What Happened in Vegas

Five things we learned at the Summer League

1. There's a star on the rise in Toronto

When new Raptors G.M. Masai Ujiri shipped 7-foot Andrea Bargnani to the Knicks, he ditched an unpopular and overpaid player. The trade netted sharpshooter Steve Novak and draft picks, but, more important, it paved the way for 21-year-old Lithuanian big man Jonas Valanciunas (above)—who averaged 18.8 points and 10.0 rebounds while dominating the Las Vegas competition—to become the franchise's center of attention. "I see an All-Star in the making," coach Dwane Casey said, beaming.

2. The NBA's rags-to-riches stories never get old

Undrafted out of Old Dominion, Warriors guard Kent Bazemore, 24, established himself as an enthusiastic towel waver last season as a rookie. His sideline antics garnered headlines, but no one grows up dreaming of being a gimmick. In Vegas the 6'5" Bazemore made the most of his minutes, placing among the league's leading scorers while also playing shutdown D—putting him, for once, on the receiving end of standing ovations.

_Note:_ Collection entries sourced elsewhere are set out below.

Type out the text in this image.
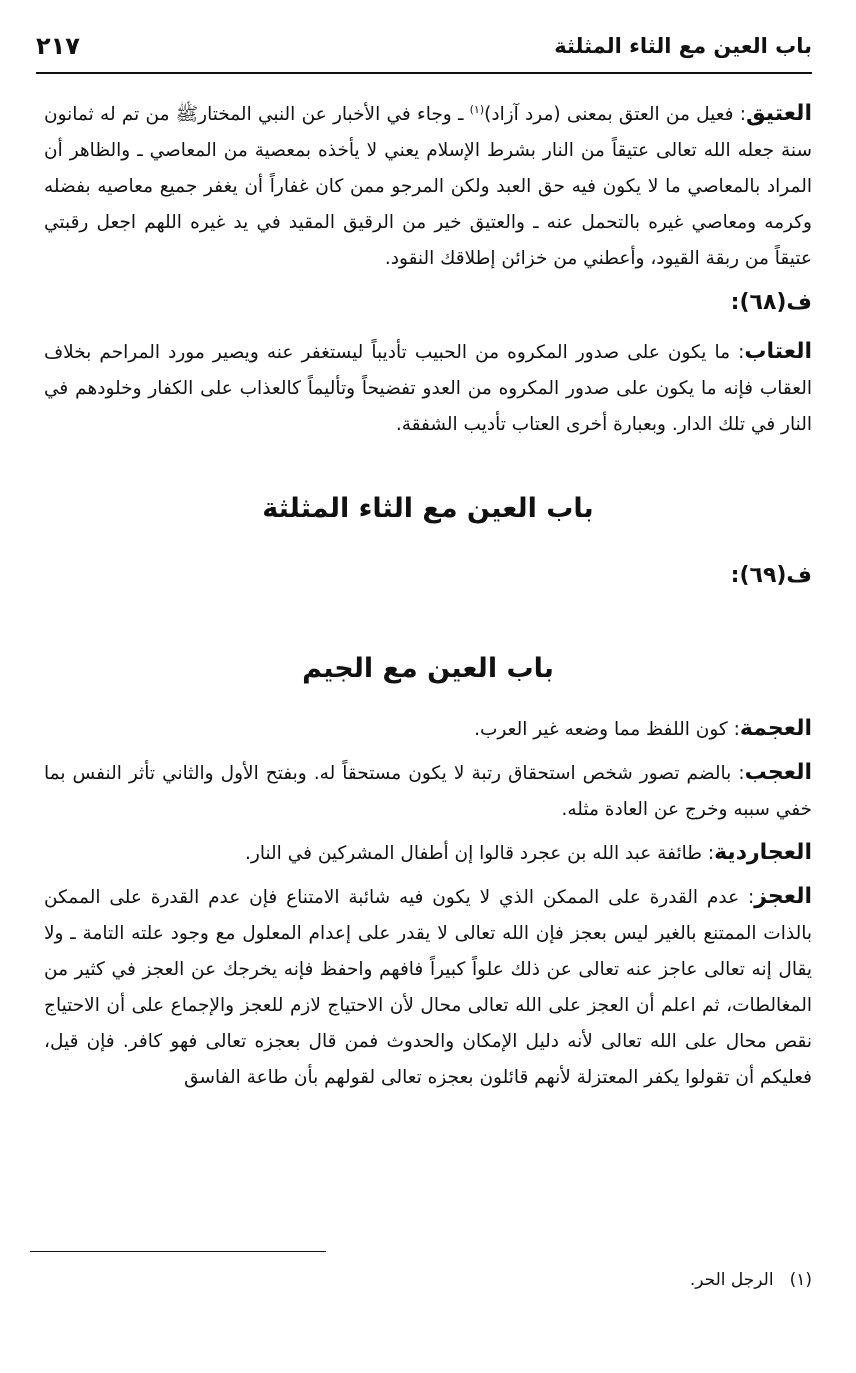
باب العين مع الثاء المثلثة
٢١٧

العتيق: فعيل من العتق بمعنى (مرد آزاد)$^{(١)}$ ـ وجاء في الأخبار عن النبي المختارﷺ من تم له ثمانون سنة جعله الله تعالى عتيقاً من النار بشرط الإسلام يعني لا يأخذه بمعصية من المعاصي ـ والظاهر أن المراد بالمعاصي ما لا يكون فيه حق العبد ولكن المرجو ممن كان غفاراً أن يغفر جميع معاصيه بفضله وكرمه ومعاصي غيره بالتحمل عنه ـ والعتيق خير من الرقيق المقيد في يد غيره اللهم اجعل رقبتي عتيقاً من ربقة القيود، وأعطني من خزائن إطلاقك النقود.

ف(٦٨):

العتاب: ما يكون على صدور المكروه من الحبيب تأديباً ليستغفر عنه ويصير مورد المراحم بخلاف العقاب فإنه ما يكون على صدور المكروه من العدو تفضيحاً وتأليماً كالعذاب على الكفار وخلودهم في النار في تلك الدار. وبعبارة أخرى العتاب تأديب الشفقة.

باب العين مع الثاء المثلثة
ف(٦٩):
باب العين مع الجيم

العجمة: كون اللفظ مما وضعه غير العرب.

العجب: بالضم تصور شخص استحقاق رتبة لا يكون مستحقاً له. وبفتح الأول والثاني تأثر النفس بما خفي سببه وخرج عن العادة مثله.

العجاردية: طائفة عبد الله بن عجرد قالوا إن أطفال المشركين في النار.

العجز: عدم القدرة على الممكن الذي لا يكون فيه شائبة الامتناع فإن عدم القدرة على الممكن بالذات الممتنع بالغير ليس بعجز فإن الله تعالى لا يقدر على إعدام المعلول مع وجود علته التامة ـ ولا يقال إنه تعالى عاجز عنه تعالى عن ذلك علواً كبيراً فافهم واحفظ فإنه يخرجك عن العجز في كثير من المغالطات، ثم اعلم أن العجز على الله تعالى محال لأن الاحتياج لازم للعجز والإجماع على أن الاحتياج نقص محال على الله تعالى لأنه دليل الإمكان والحدوث فمن قال بعجزه تعالى فهو كافر. فإن قيل، فعليكم أن تقولوا يكفر المعتزلة لأنهم قائلون بعجزه تعالى لقولهم بأن طاعة الفاسق

(١)الرجل الحر.
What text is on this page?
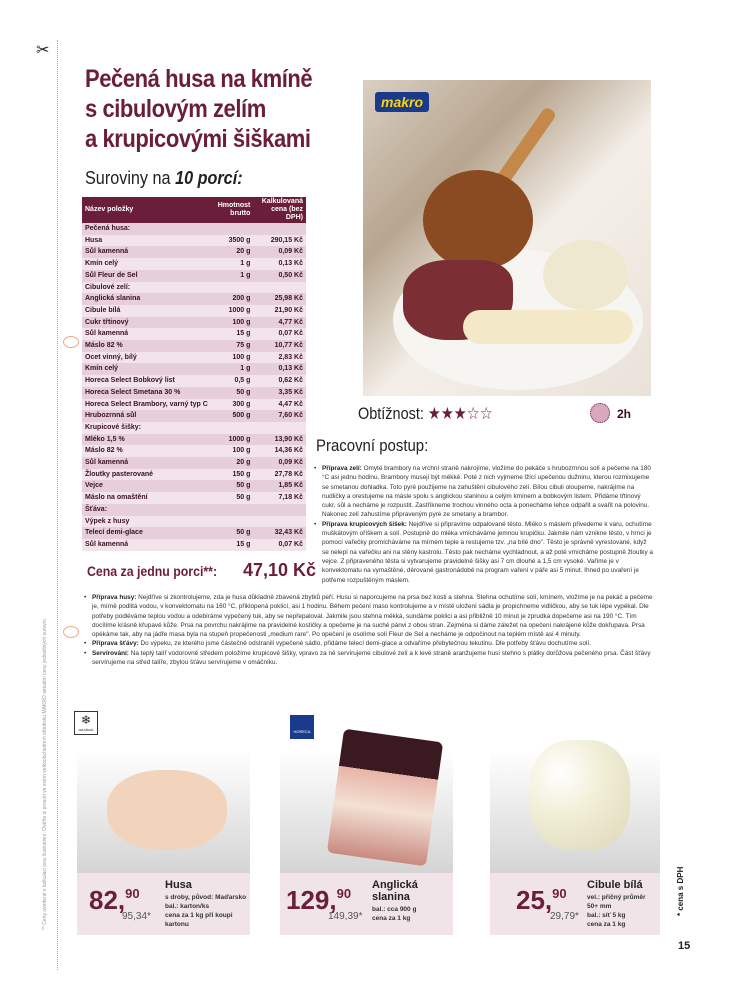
✂
** Ceny uvedené v kalkulaci jsou ilustrativní. Ověřte si prosím ve svém velkoobchodním středisku MAKRO aktuální ceny jednotlivých surovin.
Pečená husa na kmíně
s cibulovým zelím
a krupicovými šiškami
Suroviny na 10 porcí:
Název položky	Hmotnost brutto	Kalkulovaná cena (bez DPH)
Pečená husa:		
Husa	3500 g	290,15 Kč
Sůl kamenná	20 g	0,09 Kč
Kmín celý	1 g	0,13 Kč
Sůl Fleur de Sel	1 g	0,50 Kč
Cibulové zelí:		
Anglická slanina	200 g	25,98 Kč
Cibule bílá	1000 g	21,90 Kč
Cukr třtinový	100 g	4,77 Kč
Sůl kamenná	15 g	0,07 Kč
Máslo 82 %	75 g	10,77 Kč
Ocet vinný, bílý	100 g	2,83 Kč
Kmín celý	1 g	0,13 Kč
Horeca Select Bobkový list	0,5 g	0,62 Kč
Horeca Select Smetana 30 %	50 g	3,35 Kč
Horeca Select Brambory, varný typ C	300 g	4,47 Kč
Hrubozrnná sůl	500 g	7,60 Kč
Krupicové šišky:		
Mléko 1,5 %	1000 g	13,90 Kč
Máslo 82 %	100 g	14,36 Kč
Sůl kamenná	20 g	0,09 Kč
Žloutky pasterované	150 g	27,78 Kč
Vejce	50 g	1,85 Kč
Máslo na omaštění	50 g	7,18 Kč
Šťáva:		
Výpek z husy		
Telecí demi-glace	50 g	32,43 Kč
Sůl kamenná	15 g	0,07 Kč
Cena za jednu porci**: 47,10 Kč
makro
Obtížnost: ★★★☆☆	2h
Pracovní postup:
• Příprava zelí: Omyté brambory na vrchní straně nakrojíme, vložíme do pekáče s hrubozrnnou solí a pečeme na 180 °C asi jednu hodinu. Brambory musejí být měkké. Poté z nich vyjmeme lžící upečenou dužninu, kterou rozmixujeme se smetanou dohladka. Toto pyré použijeme na zahuštění cibulového zelí. Bílou cibuli oloupeme, nakrájíme na nudličky a orestujeme na másle spolu s anglickou slaninou a celým kmínem a bobkovým listem. Přidáme třtinový cukr, sůl a necháme je rozpustit. Zastříkneme trochou vinného octa a ponecháme lehce odpařit a svařit na polovinu. Nakonec zelí zahustíme připraveným pyré ze smetany a brambor.
• Příprava krupicových šišek: Nejdříve si připravíme odpalované těsto. Mléko s máslem přivedeme k varu, ochutíme muškátovým oříškem a solí. Postupně do mléka vmícháváme jemnou krupičku. Jakmile nám vznikne těsto, v hrnci je pomocí vařečky promícháváme na mírném teple a restujeme tzv. „na bílé dno". Těsto je správně vyrestované, když se nelepí na vařečku ani na stěny kastrolu. Těsto pak necháme vychladnout, a až poté vmícháme postupně žloutky a vejce. Z připraveného těsta si vytvarujeme pravidelné šišky asi 7 cm dlouhé a 1,5 cm vysoké. Vaříme je v konvektomatu na vymaštěné, děrované gastronádobě na program vaření v páře asi 5 minut. Ihned po uvaření je potřeme rozpuštěným máslem.
• Příprava husy: Nejdříve si zkontrolujeme, zda je husa důkladně zbavená zbytků peří. Husu si naporcujeme na prsa bez kosti a stehna. Stehna ochutíme solí, kmínem, vložíme je na pekáč a pečeme je, mírně podlitá vodou, v konvektomatu na 160 °C, přiklopená poklicí, asi 1 hodinu. Během pečení maso kontrolujeme a v místě uložení sádla je propichneme vidličkou, aby se tuk lépe vypékal. Dle potřeby podléváme teplou vodou a odebíráme vypečený tuk, aby se nepřepaloval. Jakmile jsou stehna měkká, sundáme poklici a asi přibližně 10 minut je zprudka dopečeme asi na 190 °C. Tím docílíme krásně křupavé kůže. Prsa na povrchu nakrájíme na pravidelné kostičky a opečeme je na suché pánvi z obou stran. Zejména si dáme záležet na opečení nakrájené kůže dokřupava. Prsa opékáme tak, aby na jádře masa byla na stupeň propečenosti „medium rare". Po opečení je osolíme solí Fleur de Sel a necháme je odpočinout na teplém místě asi 4 minuty.
• Příprava šťávy: Do výpeku, ze kterého jsme částečně odstranili vypečené sádlo, přidáme telecí demi-glace a odvaříme přebytečnou tekutinu. Dle potřeby šťávu dochutíme solí.
• Servírování: Na teplý talíř vodorovně středem položíme krupicové šišky, vpravo za ně servírujeme cibulové zelí a k levé straně aranžujeme husí stehno s plátky dorůžova pečeného prsa. Část šťávy servírujeme na střed talíře, zbylou šťávu servírujeme v omáčníku.
82,90
95,34*
Husa
s droby, původ: Maďarsko
bal.: karton/ks
cena za 1 kg při koupi kartonu
129,90
149,39*
Anglická slanina
bal.: cca 900 g
cena za 1 kg
25,90
29,79*
Cibule bílá
vel.: příčný průměr 50+ mm
bal.: síť 5 kg
cena za 1 kg
❄
MRAŽENÉ	HORECA
* cena s DPH
15
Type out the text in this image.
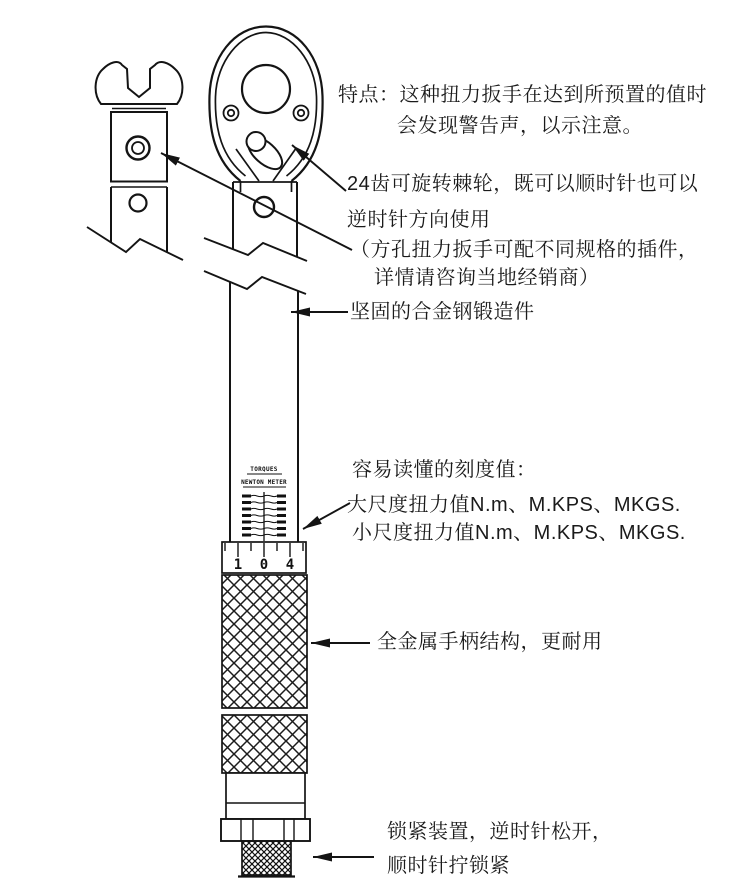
TORQUES
NEWTON METER
1 0 4
特点：这种扭力扳手在达到所预置的值时
会发现警告声，以示注意。
24齿可旋转棘轮，既可以顺时针也可以
逆时针方向使用
（方孔扭力扳手可配不同规格的插件，
详情请咨询当地经销商）
坚固的合金钢锻造件
容易读懂的刻度值：
大尺度扭力值N.m、M.KPS、MKGS.
小尺度扭力值N.m、M.KPS、MKGS.
全金属手柄结构，更耐用
锁紧装置，逆时针松开，
顺时针拧锁紧
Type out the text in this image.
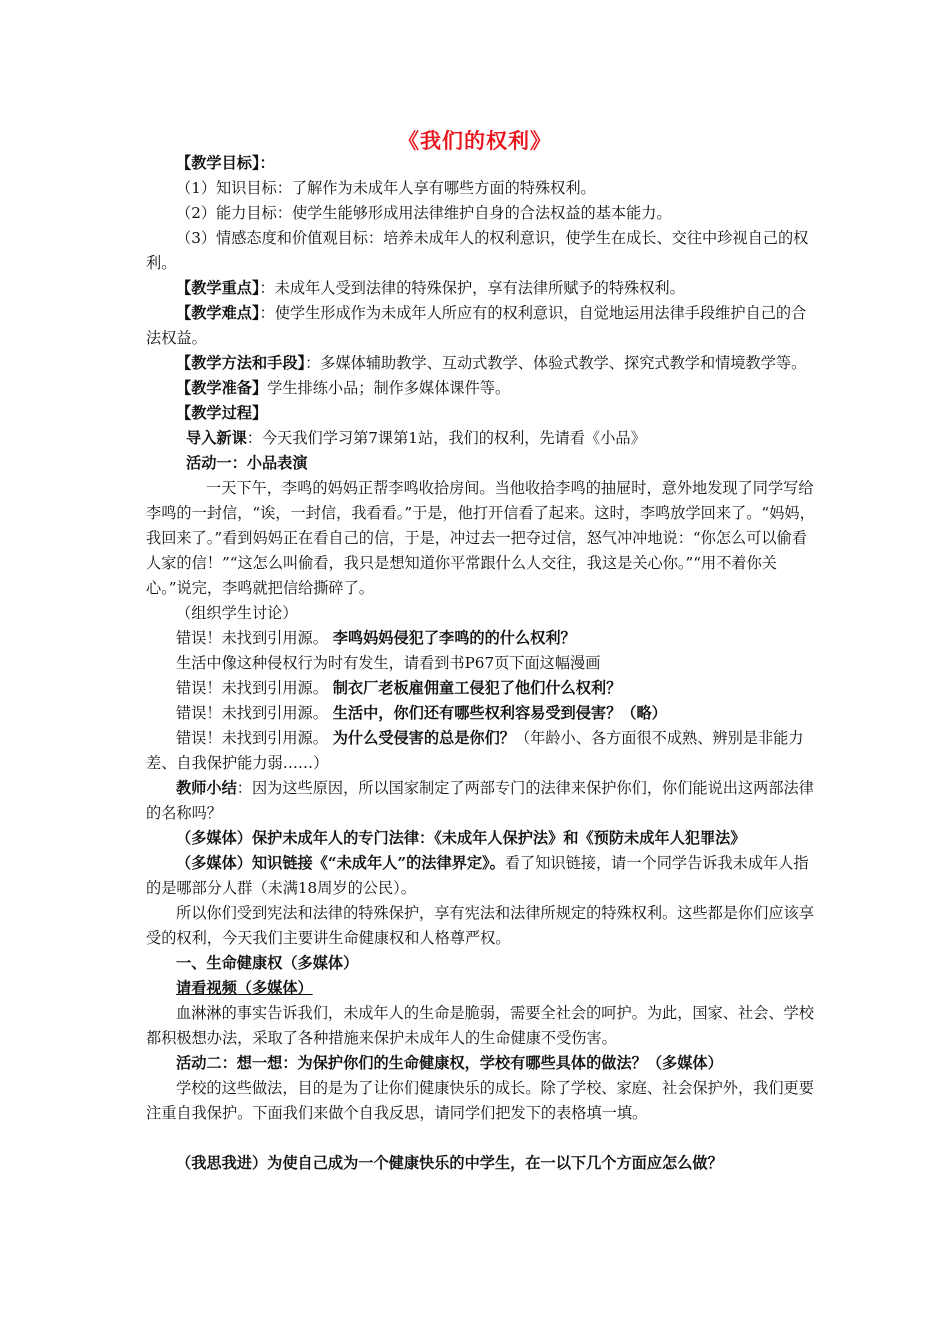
《我们的权利》

【教学目标】：

（1）知识目标：了解作为未成年人享有哪些方面的特殊权利。

（2）能力目标：使学生能够形成用法律维护自身的合法权益的基本能力。

（3）情感态度和价值观目标：培养未成年人的权利意识，使学生在成长、交往中珍视自己的权利。

【教学重点】：未成年人受到法律的特殊保护，享有法律所赋予的特殊权利。

【教学难点】：使学生形成作为未成年人所应有的权利意识，自觉地运用法律手段维护自己的合法权益。

【教学方法和手段】：多媒体辅助教学、互动式教学、体验式教学、探究式教学和情境教学等。

【教学准备】学生排练小品；制作多媒体课件等。

【教学过程】

导入新课：今天我们学习第7课第1站，我们的权利，先请看《小品》

活动一：小品表演

一天下午，李鸣的妈妈正帮李鸣收拾房间。当他收拾李鸣的抽屉时，意外地发现了同学写给李鸣的一封信，“诶，一封信，我看看。”于是，他打开信看了起来。这时，李鸣放学回来了。“妈妈，我回来了。”看到妈妈正在看自己的信，于是，冲过去一把夺过信，怒气冲冲地说：“你怎么可以偷看人家的信！”“这怎么叫偷看，我只是想知道你平常跟什么人交往，我这是关心你。”“用不着你关心。”说完，李鸣就把信给撕碎了。

（组织学生讨论）

错误！未找到引用源。 李鸣妈妈侵犯了李鸣的的什么权利？

生活中像这种侵权行为时有发生，请看到书P67页下面这幅漫画

错误！未找到引用源。 制衣厂老板雇佣童工侵犯了他们什么权利？

错误！未找到引用源。 生活中，你们还有哪些权利容易受到侵害？（略）

错误！未找到引用源。 为什么受侵害的总是你们？（年龄小、各方面很不成熟、辨别是非能力差、自我保护能力弱……）

教师小结：因为这些原因，所以国家制定了两部专门的法律来保护你们，你们能说出这两部法律的名称吗？

（多媒体）保护未成年人的专门法律：《未成年人保护法》和《预防未成年人犯罪法》

（多媒体）知识链接《“未成年人”的法律界定》。看了知识链接，请一个同学告诉我未成年人指的是哪部分人群（未满18周岁的公民）。

所以你们受到宪法和法律的特殊保护，享有宪法和法律所规定的特殊权利。这些都是你们应该享受的权利，今天我们主要讲生命健康权和人格尊严权。

一、生命健康权（多媒体）

请看视频（多媒体）

血淋淋的事实告诉我们，未成年人的生命是脆弱，需要全社会的呵护。为此，国家、社会、学校都积极想办法，采取了各种措施来保护未成年人的生命健康不受伤害。

活动二：想一想：为保护你们的生命健康权，学校有哪些具体的做法？（多媒体）

学校的这些做法，目的是为了让你们健康快乐的成长。除了学校、家庭、社会保护外，我们更要注重自我保护。下面我们来做个自我反思，请同学们把发下的表格填一填。

（我思我进）为使自己成为一个健康快乐的中学生，在一以下几个方面应怎么做？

3. Ben McLemore isn't bashful

The rookie shooting guard from Kansas faced questions about his assertiveness before the Kings selected him at No. 7. His response? To hoist and hoist and hoist again. He attempted 78 shots over five games despite connecting on just 33.3% and suffering through 0-for-8 and 4-for-23 outings. Even more astounding: In 150 minutes he had a grand total of zero assists.

4. It's time to loosen up the league's shoe policy

NBA rules that require a player to wear shoes that conform to his team's color scheme don't apply in Vegas, meaning Summer Leaguers were free to wear their favorite retro Jordans and new-age fluorescent models. Traditionalists might view ostentatious kicks as a distraction, but the interest generated was undeniable. If the NBA plans to pursue the placement of advertisements on jerseys, it should at least allow players to choose what they wear on their own feet.

5. If it ain't broke, don't fix it

In an effort to increase interest, the NBA experimented with a new tournament format. It was a total dud. Complaints raged over the uncertain schedule and teams having to play four consecutive days—which meant many top players were rested, defeating the whole purpose of the change.